Deciding on custody of children can be one of the biggest concerns when you get a divorce. You must prove to a court that you deserve to see your child, whether through custody or visitation rights. But if you are a member of the LGBT community (lesbian, gay, bisexual and transgender), you can find it even harder to get custody if you’re not the biological parent.

A new law in Georgia hopes to change that. The law makes it easier for non-biological parents to seek custody after divorce.

No custody rights for non-biological LGBT parents

Because marriage equality came out of a Supreme Court ruling, Georgia courts have had no direct guidance written in law on how to decide custody in LGBT divorce. If the non-biological parent did not officially adopt the child, the courts usually don’t consider him or her to be a legal parent.
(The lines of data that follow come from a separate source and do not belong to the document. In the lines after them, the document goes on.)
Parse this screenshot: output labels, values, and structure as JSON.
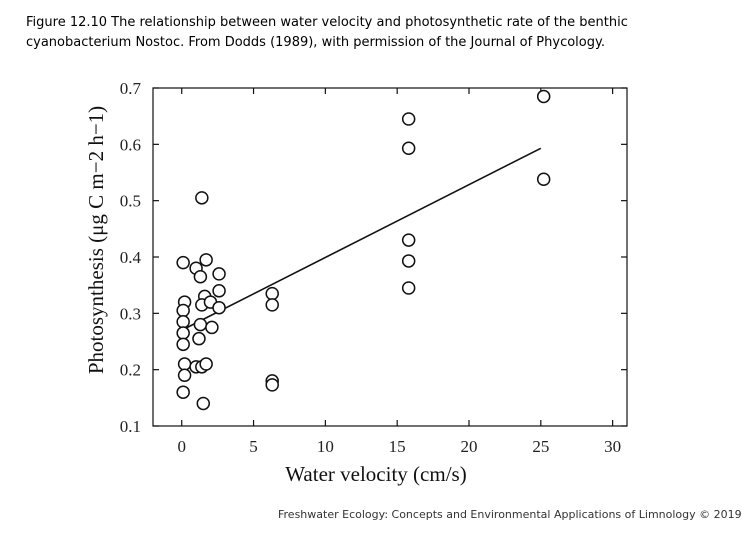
{
  "caption": {
    "line1": "Figure 12.10 The relationship between water velocity and photosynthetic rate of the benthic",
    "line2": "cyanobacterium Nostoc. From Dodds (1989), with permission of the Journal of Phycology."
  },
  "footer": "Freshwater Ecology: Concepts and Environmental Applications of Limnology © 2019",
  "chart_data": {
    "type": "scatter",
    "title": "",
    "xlabel": "Water velocity (cm/s)",
    "ylabel": "Photosynthesis (μg C m−2 h−1)",
    "xlim": [
      -2,
      31
    ],
    "ylim": [
      0.1,
      0.7
    ],
    "xticks": [
      0,
      5,
      10,
      15,
      20,
      25,
      30
    ],
    "yticks": [
      0.1,
      0.2,
      0.3,
      0.4,
      0.5,
      0.6,
      0.7
    ],
    "ytick_labels": [
      "0.1",
      "0.2",
      "0.3",
      "0.4",
      "0.5",
      "0.6",
      "0.7"
    ],
    "grid": false,
    "series": [
      {
        "name": "observations",
        "marker": "open-circle",
        "points": [
          [
            0.1,
            0.39
          ],
          [
            0.2,
            0.32
          ],
          [
            0.1,
            0.305
          ],
          [
            0.1,
            0.285
          ],
          [
            0.1,
            0.265
          ],
          [
            0.1,
            0.245
          ],
          [
            0.2,
            0.21
          ],
          [
            0.2,
            0.19
          ],
          [
            0.1,
            0.16
          ],
          [
            1.0,
            0.38
          ],
          [
            1.3,
            0.365
          ],
          [
            1.4,
            0.505
          ],
          [
            1.7,
            0.395
          ],
          [
            1.6,
            0.33
          ],
          [
            1.4,
            0.315
          ],
          [
            1.3,
            0.28
          ],
          [
            1.2,
            0.255
          ],
          [
            1.0,
            0.205
          ],
          [
            1.4,
            0.205
          ],
          [
            1.7,
            0.21
          ],
          [
            1.5,
            0.14
          ],
          [
            2.0,
            0.32
          ],
          [
            2.1,
            0.275
          ],
          [
            2.6,
            0.37
          ],
          [
            2.6,
            0.34
          ],
          [
            2.6,
            0.31
          ],
          [
            6.3,
            0.335
          ],
          [
            6.3,
            0.315
          ],
          [
            6.3,
            0.18
          ],
          [
            6.3,
            0.173
          ],
          [
            15.8,
            0.645
          ],
          [
            15.8,
            0.593
          ],
          [
            15.8,
            0.43
          ],
          [
            15.8,
            0.393
          ],
          [
            15.8,
            0.345
          ],
          [
            25.2,
            0.685
          ],
          [
            25.2,
            0.538
          ]
        ]
      },
      {
        "name": "regression",
        "line": [
          [
            0,
            0.27
          ],
          [
            25,
            0.593
          ]
        ]
      }
    ]
  }
}
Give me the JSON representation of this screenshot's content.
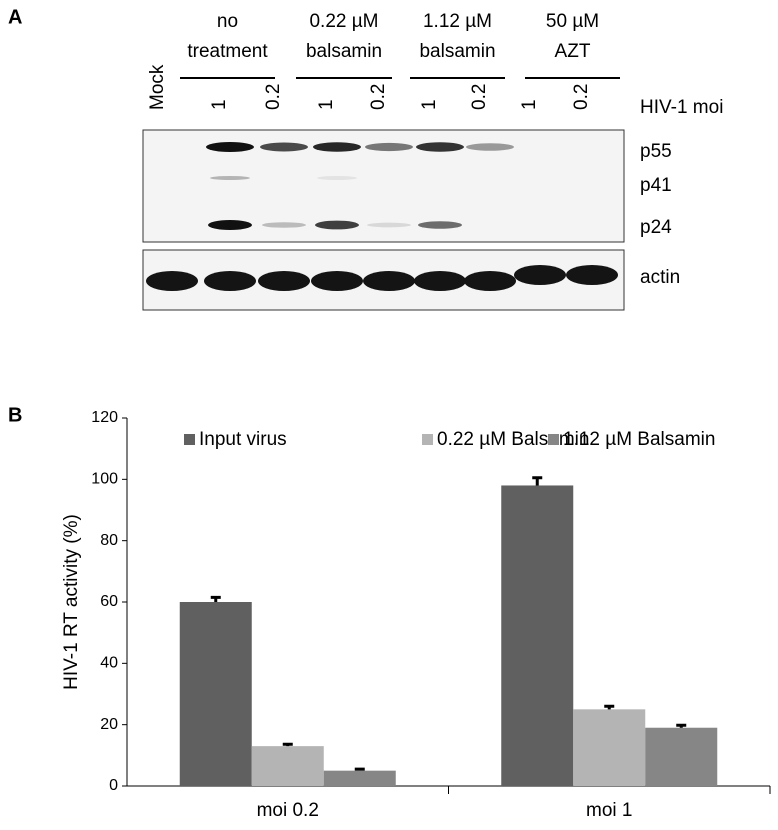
{
  "panel_a": {
    "panel_label": "A",
    "groups": [
      [
        "no",
        "treatment"
      ],
      [
        "0.22 µM",
        "balsamin"
      ],
      [
        "1.12 µM",
        "balsamin"
      ],
      [
        "50 µM",
        "AZT"
      ]
    ],
    "lanes": [
      "Mock",
      "1",
      "0.2",
      "1",
      "0.2",
      "1",
      "0.2",
      "1",
      "0.2"
    ],
    "moi_label": "HIV-1 moi",
    "bands": [
      "p55",
      "p41",
      "p24"
    ],
    "loading_label": "actin"
  },
  "chart_data": {
    "type": "bar",
    "panel_label": "B",
    "y_label": "HIV-1 RT activity (%)",
    "categories": [
      "moi 0.2",
      "moi 1"
    ],
    "series": [
      {
        "name": "Input virus",
        "color": "#606060",
        "values": [
          60,
          98
        ],
        "errors": [
          1.5,
          2.5
        ]
      },
      {
        "name": "0.22 µM Balsamin",
        "color": "#b4b4b4",
        "values": [
          13,
          25
        ],
        "errors": [
          0.6,
          1
        ]
      },
      {
        "name": "1.12 µM Balsamin",
        "color": "#868686",
        "values": [
          5,
          19
        ],
        "errors": [
          0.5,
          0.8
        ]
      }
    ],
    "ylim": [
      0,
      120
    ],
    "yticks": [
      0,
      20,
      40,
      60,
      80,
      100,
      120
    ],
    "grid": false,
    "legend": "top"
  }
}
Since the children are usually biologically related to only one parent, the courts have favored giving custody to the biological parent.
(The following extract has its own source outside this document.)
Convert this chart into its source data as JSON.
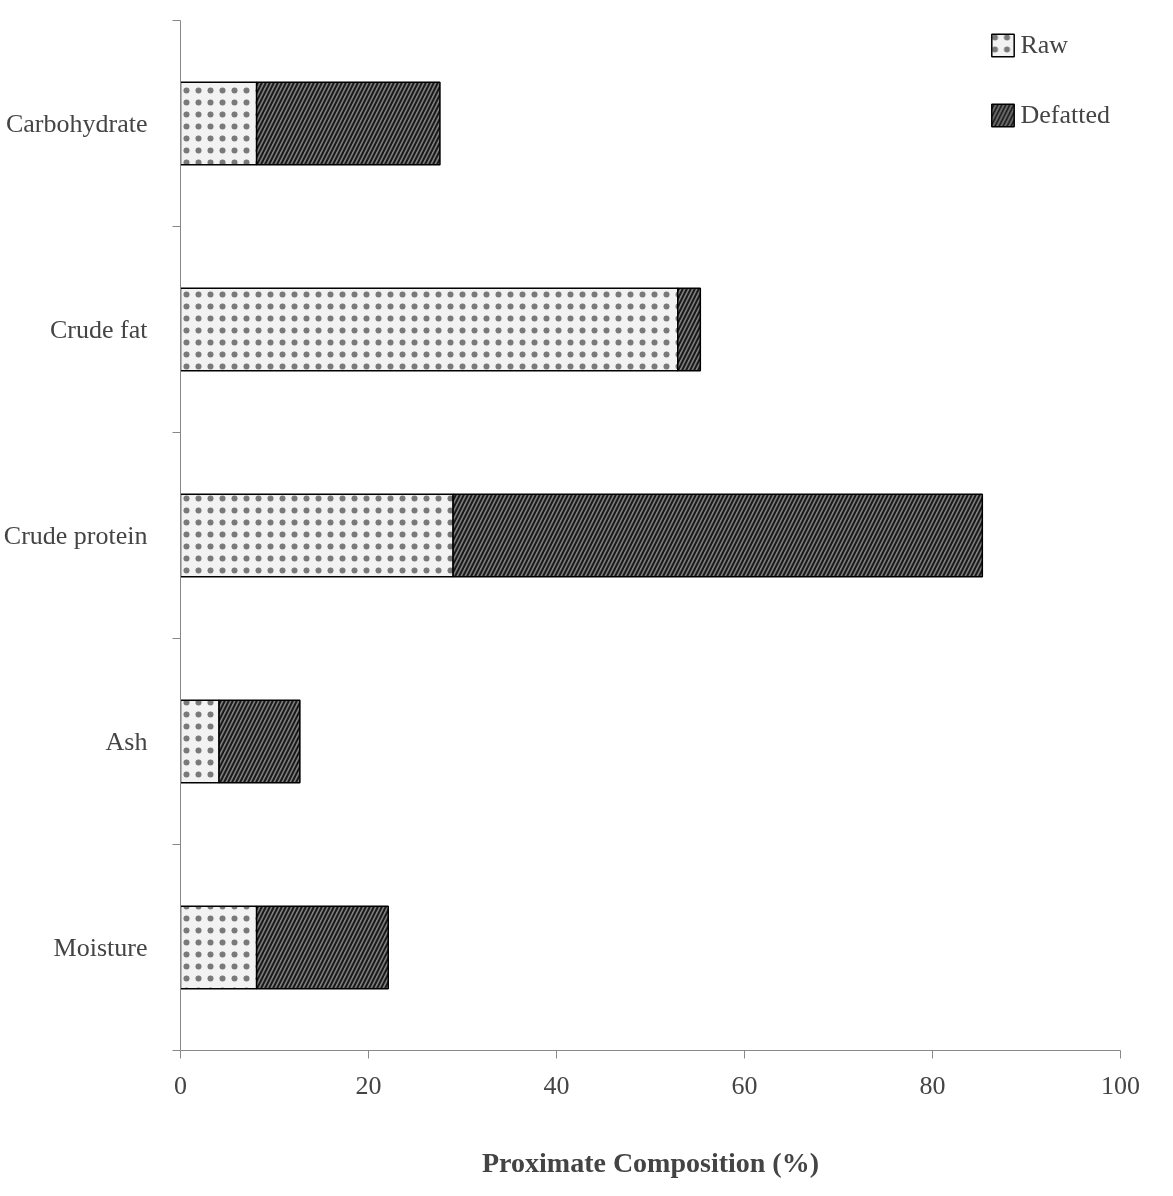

Giving LGBT parents the right to seek custody

The new law changes that by letting non-biological LGBT parents petition for custody or visitation. As long as the parent can prove that there was a permanent, parental relationship with the child, courts can grant custody and visitation rights to the non-biological LGBT parent after divorce.

If you have raised a child with your former spouse, you want to make sure that you can continue to be a parent after your divorce. This law can make it easier for you to petition for custody, even if you are a member of the LGBT community.